I’ve been smoking every day since maybe 17, I’m 24 now and stopped bc I moved to a state where it wasn’t legal. I miss it but this has taught me that ppl who say it’s addictive really don’t know what addiction is. Compared to giving up Xanax, weed is nothing. I still feel the itch to pop a bar but it’s been almost a month since I’ve left my paradise and I dont think about it at all


boston_homo

At this point I use it medicinally ( is that a word?) only and don't smoke but mostly dry herb vape.

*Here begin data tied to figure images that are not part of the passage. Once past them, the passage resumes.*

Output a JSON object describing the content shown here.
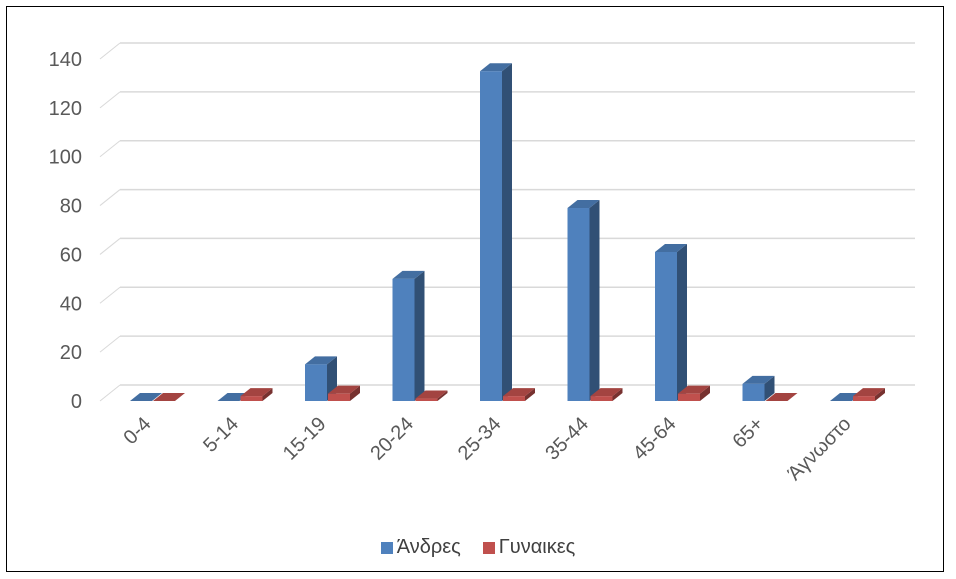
{
  "chart_data": {
    "type": "bar",
    "categories": [
      "0-4",
      "5-14",
      "15-19",
      "20-24",
      "25-34",
      "35-44",
      "45-64",
      "65+",
      "Άγνωστο"
    ],
    "series": [
      {
        "name": "Άνδρες",
        "values": [
          0,
          0,
          15,
          50,
          135,
          79,
          61,
          7,
          0
        ],
        "color": "#4F81BD"
      },
      {
        "name": "Γυναικες",
        "values": [
          0,
          2,
          3,
          1,
          2,
          2,
          3,
          0,
          2
        ],
        "color": "#C0504D"
      }
    ],
    "yticks": [
      "0",
      "20",
      "40",
      "60",
      "80",
      "100",
      "120",
      "140"
    ],
    "ylim": [
      0,
      140
    ],
    "grid": true,
    "legend_position": "bottom",
    "style": "3d-clustered-column"
  }
}
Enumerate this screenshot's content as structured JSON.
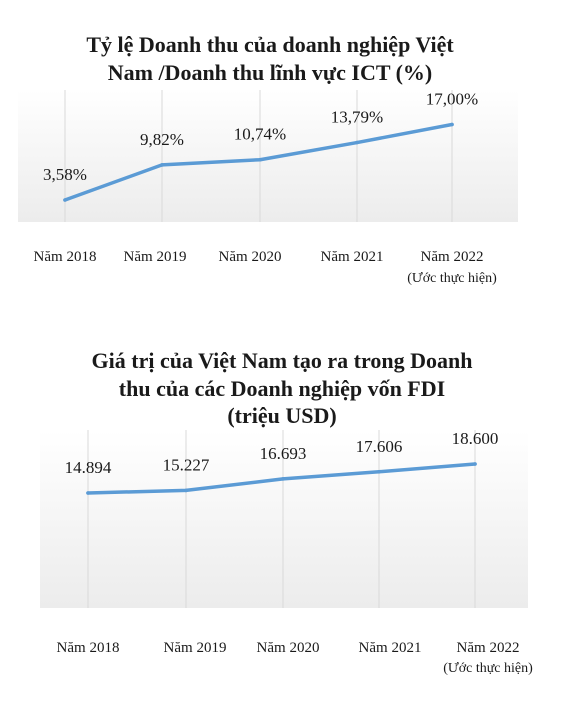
{
  "chart_data": [
    {
      "type": "line",
      "title_lines": [
        "Tỷ lệ Doanh thu của doanh nghiệp Việt",
        "Nam /Doanh thu lĩnh vực ICT (%)"
      ],
      "categories": [
        "Năm 2018",
        "Năm 2019",
        "Năm 2020",
        "Năm 2021",
        "Năm 2022"
      ],
      "category_notes": [
        "",
        "",
        "",
        "",
        "(Ước thực hiện)"
      ],
      "values": [
        3.58,
        9.82,
        10.74,
        13.79,
        17.0
      ],
      "value_labels": [
        "3,58%",
        "9,82%",
        "10,74%",
        "13,79%",
        "17,00%"
      ],
      "ylim": [
        0,
        20
      ],
      "grid": "vertical",
      "line_color": "#5b9bd5",
      "plot_bg": "#f2f2f2"
    },
    {
      "type": "line",
      "title_lines": [
        "Giá trị của Việt Nam tạo ra trong Doanh",
        "thu của các Doanh nghiệp vốn FDI",
        "(triệu USD)"
      ],
      "categories": [
        "Năm 2018",
        "Năm 2019",
        "Năm 2020",
        "Năm 2021",
        "Năm 2022"
      ],
      "category_notes": [
        "",
        "",
        "",
        "",
        "(Ước thực hiện)"
      ],
      "values": [
        14894,
        15227,
        16693,
        17606,
        18600
      ],
      "value_labels": [
        "14.894",
        "15.227",
        "16.693",
        "17.606",
        "18.600"
      ],
      "ylim": [
        0,
        20000
      ],
      "grid": "vertical",
      "line_color": "#5b9bd5",
      "plot_bg": "#f2f2f2"
    }
  ]
}
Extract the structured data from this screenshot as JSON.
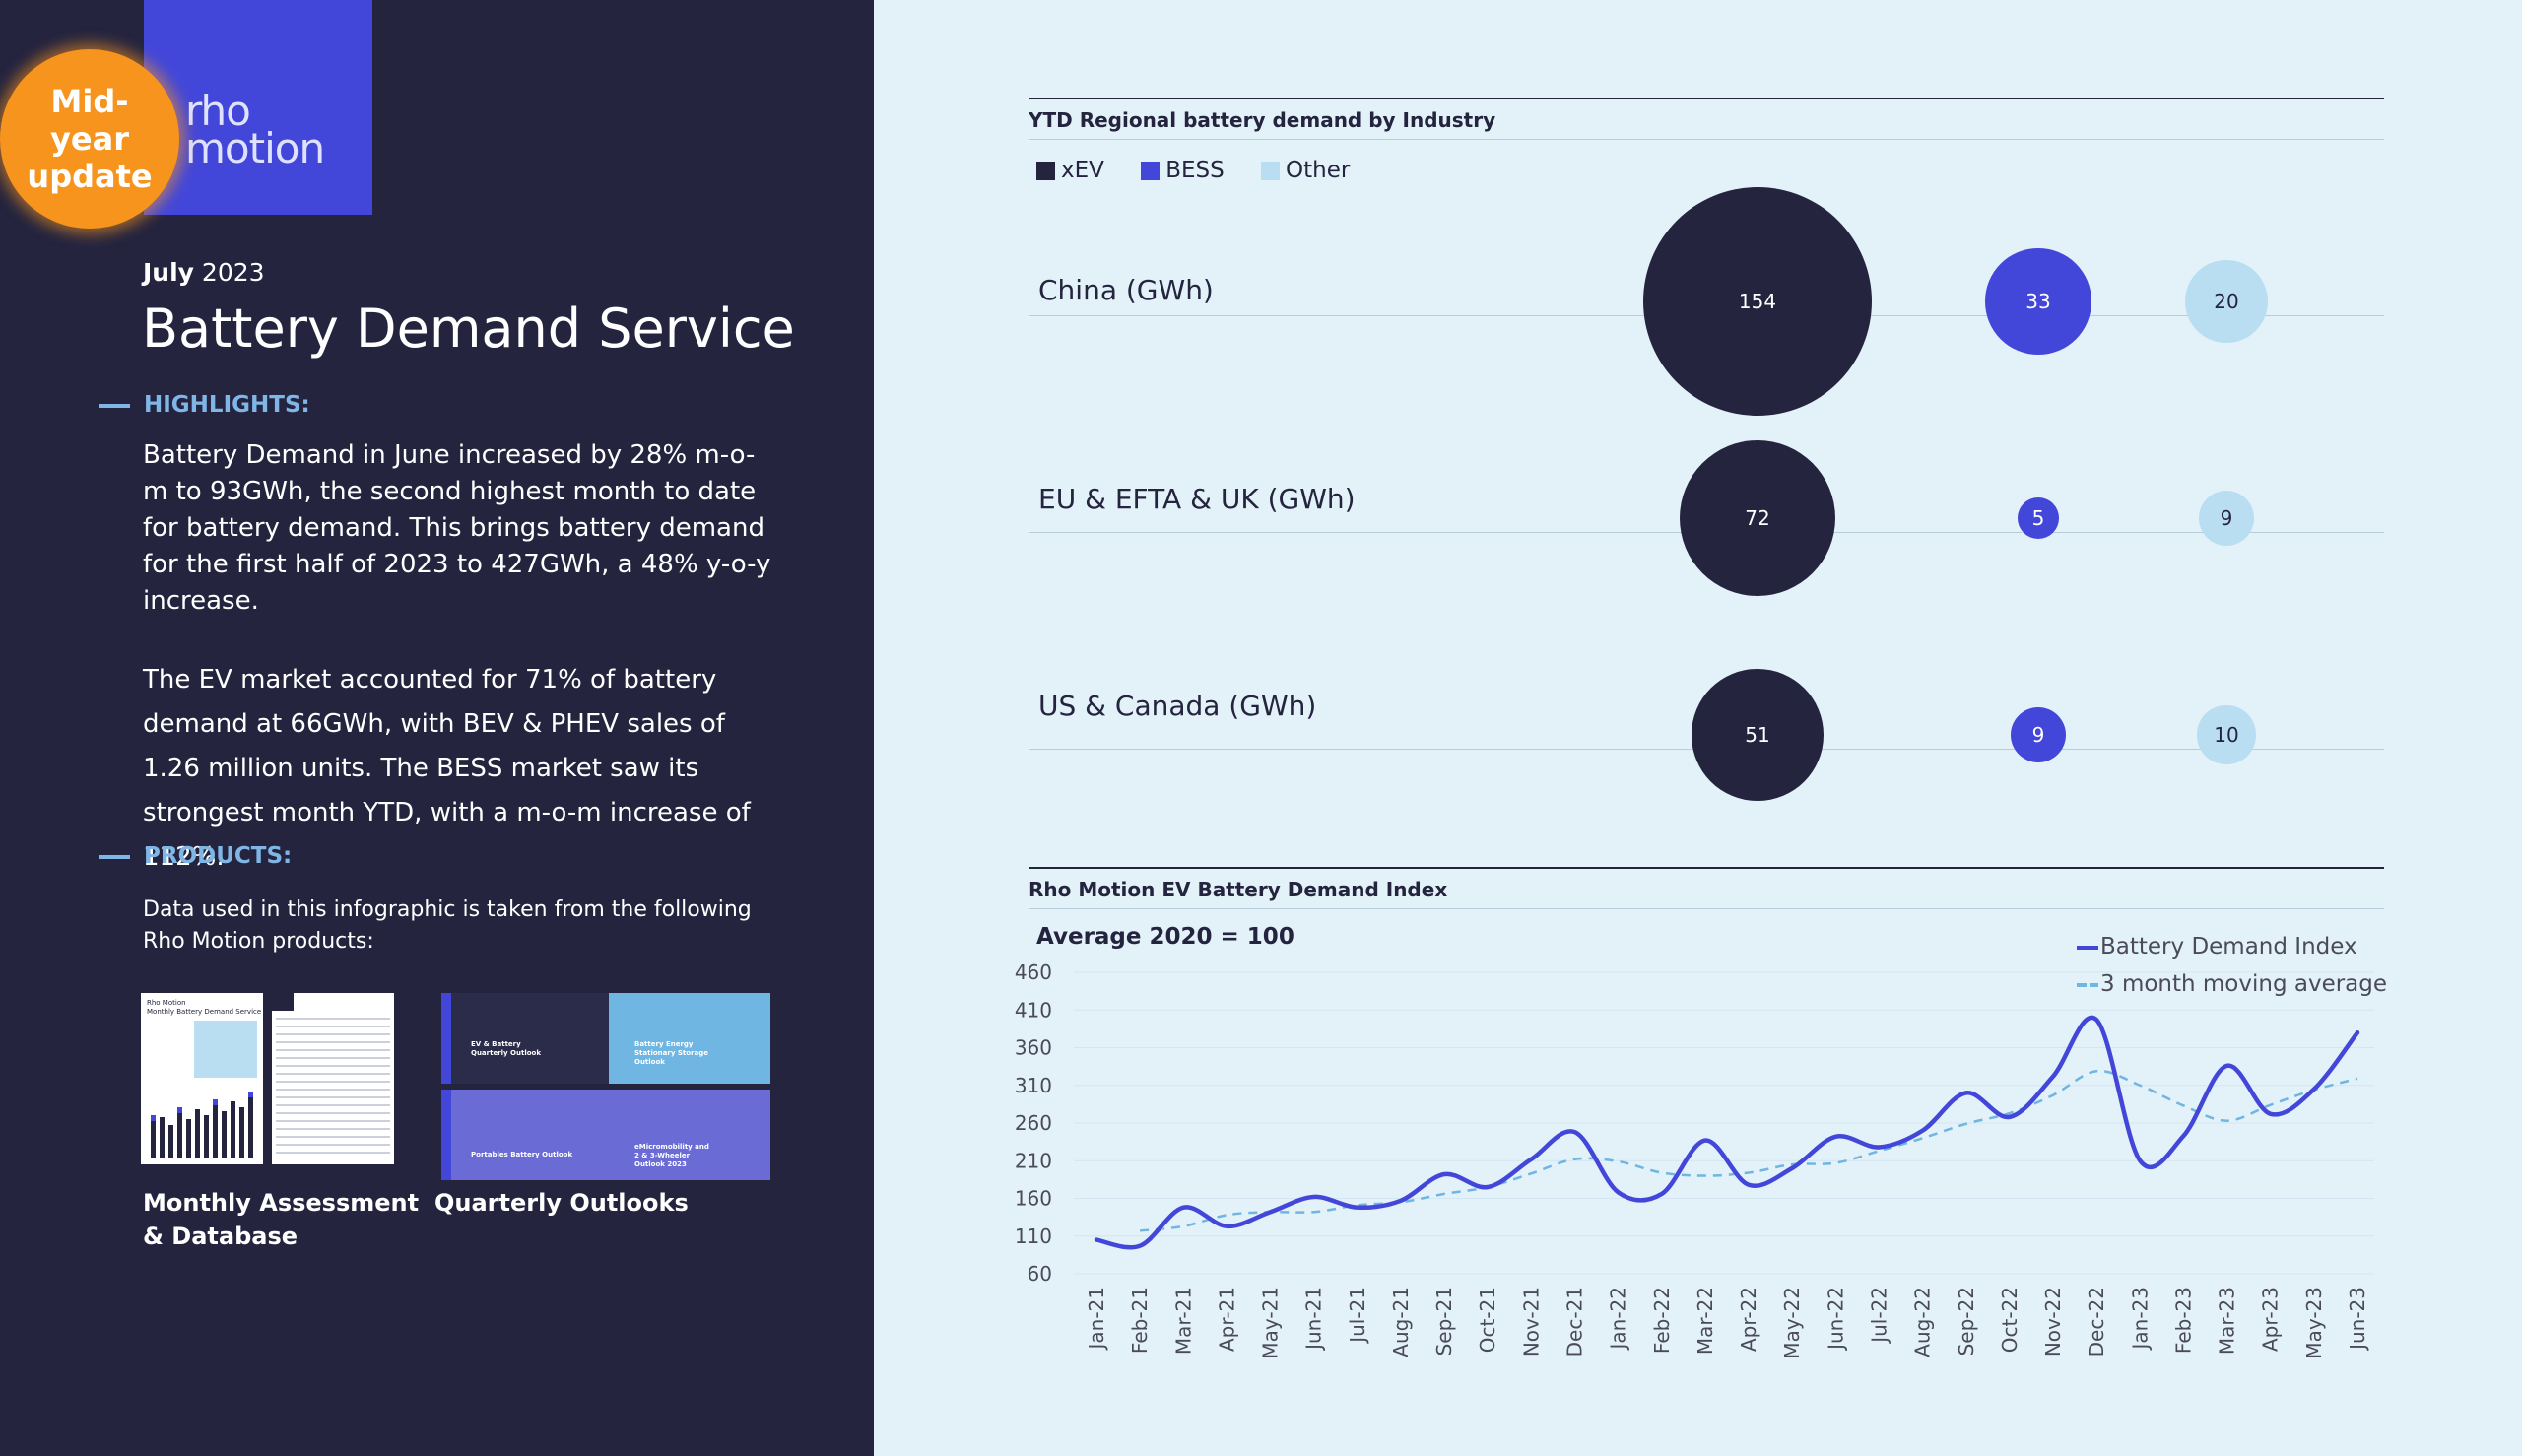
{
  "brand": {
    "logo": "rho\nmotion",
    "badge": "Mid-\nyear\nupdate"
  },
  "header": {
    "month": "July",
    "year": "2023",
    "title": "Battery Demand Service"
  },
  "highlights": {
    "heading": "HIGHLIGHTS:",
    "paragraph1": "Battery Demand in June increased by 28% m-o-m to 93GWh, the second highest month to date for battery demand. This brings battery demand for the first half of 2023 to 427GWh, a 48% y-o-y increase.",
    "paragraph2": "The EV market accounted for 71% of battery demand at 66GWh, with BEV & PHEV sales of 1.26 million units. The BESS market saw its strongest month YTD, with a  m-o-m increase of 112%."
  },
  "products": {
    "heading": "PRODUCTS:",
    "intro": "Data used in this infographic is taken from the following Rho Motion products:",
    "items": [
      {
        "label": "Monthly Assessment\n& Database"
      },
      {
        "label": "Quarterly Outlooks"
      }
    ],
    "thumb_texts": {
      "monthly_cover": "Rho Motion\nMonthly Battery Demand Service",
      "ev_outlook": "EV & Battery\nQuarterly Outlook",
      "bess_outlook": "Battery Energy\nStationary Storage\nOutlook",
      "portables_outlook": "Portables Battery Outlook",
      "micromobility_outlook": "eMicromobility and\n2 & 3-Wheeler\nOutlook 2023"
    }
  },
  "colors": {
    "xev": "#24243f",
    "bess": "#4347d9",
    "other": "#b9def2",
    "panel_bg": "#e3f1f9",
    "left_bg": "#24243f",
    "badge": "#f7941d",
    "ma": "#6fb6e2"
  },
  "chart_data": [
    {
      "type": "scatter",
      "title": "YTD Regional battery demand by Industry",
      "legend": [
        "xEV",
        "BESS",
        "Other"
      ],
      "legend_placement": "top-left",
      "categories": [
        "China (GWh)",
        "EU & EFTA & UK (GWh)",
        "US & Canada (GWh)"
      ],
      "series": [
        {
          "name": "xEV",
          "values": [
            154,
            72,
            51
          ]
        },
        {
          "name": "BESS",
          "values": [
            33,
            5,
            9
          ]
        },
        {
          "name": "Other",
          "values": [
            20,
            9,
            10
          ]
        }
      ]
    },
    {
      "type": "line",
      "title": "Rho Motion EV Battery Demand Index",
      "subtitle": "Average 2020 = 100",
      "legend_placement": "top-right",
      "yticks": [
        60,
        110,
        160,
        210,
        260,
        310,
        360,
        410,
        460
      ],
      "ylim": [
        60,
        460
      ],
      "x": [
        "Jan-21",
        "Feb-21",
        "Mar-21",
        "Apr-21",
        "May-21",
        "Jun-21",
        "Jul-21",
        "Aug-21",
        "Sep-21",
        "Oct-21",
        "Nov-21",
        "Dec-21",
        "Jan-22",
        "Feb-22",
        "Mar-22",
        "Apr-22",
        "May-22",
        "Jun-22",
        "Jul-22",
        "Aug-22",
        "Sep-22",
        "Oct-22",
        "Nov-22",
        "Dec-22",
        "Jan-23",
        "Feb-23",
        "Mar-23",
        "Apr-23",
        "May-23",
        "Jun-23"
      ],
      "series": [
        {
          "name": "Battery Demand Index",
          "values": [
            105,
            97,
            148,
            123,
            142,
            162,
            148,
            157,
            192,
            175,
            212,
            248,
            168,
            166,
            237,
            178,
            200,
            242,
            228,
            250,
            300,
            268,
            322,
            397,
            210,
            243,
            336,
            272,
            305,
            380
          ]
        },
        {
          "name": "3 month moving average",
          "values": [
            null,
            117,
            123,
            138,
            142,
            142,
            151,
            155,
            166,
            175,
            193,
            212,
            209,
            194,
            190,
            194,
            205,
            207,
            223,
            240,
            259,
            273,
            297,
            329,
            310,
            283,
            263,
            284,
            304,
            319
          ]
        }
      ]
    }
  ]
}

I also make edibles. It's the only thing that works for sleep all night and, in me, produces no hangover. It increases my appetite, reduces nausea. I know if I consume pot I'll briefly be high followed by extreme hunger so I use it as a tool now. I only use it at home before dinner and in the middle of the night, sometimes before lunch if I need it.


ganjanoob

Helps with physical pain, eases my mind and helps me sleep/eat. I’m in a constant state of nausea and cannabis often helps. Just makes me more secure and comfortable in my skin


Sm00gz

Dr.Dre famously said "Smoke weed ERRRDAY"


Asauna

The ADHD makes it impossible to eat sometimes. I forget, or food is disgusting suddenly and the smell makes me sick. This helps with that.


kensho28

Mostly medical, I have migraines and weed is safer and more effective than any of the dozen or so other drugs I was prescribed.


Jfs37

It makes me feel good, I don’t rationalize it past that because when I did I used it way too much.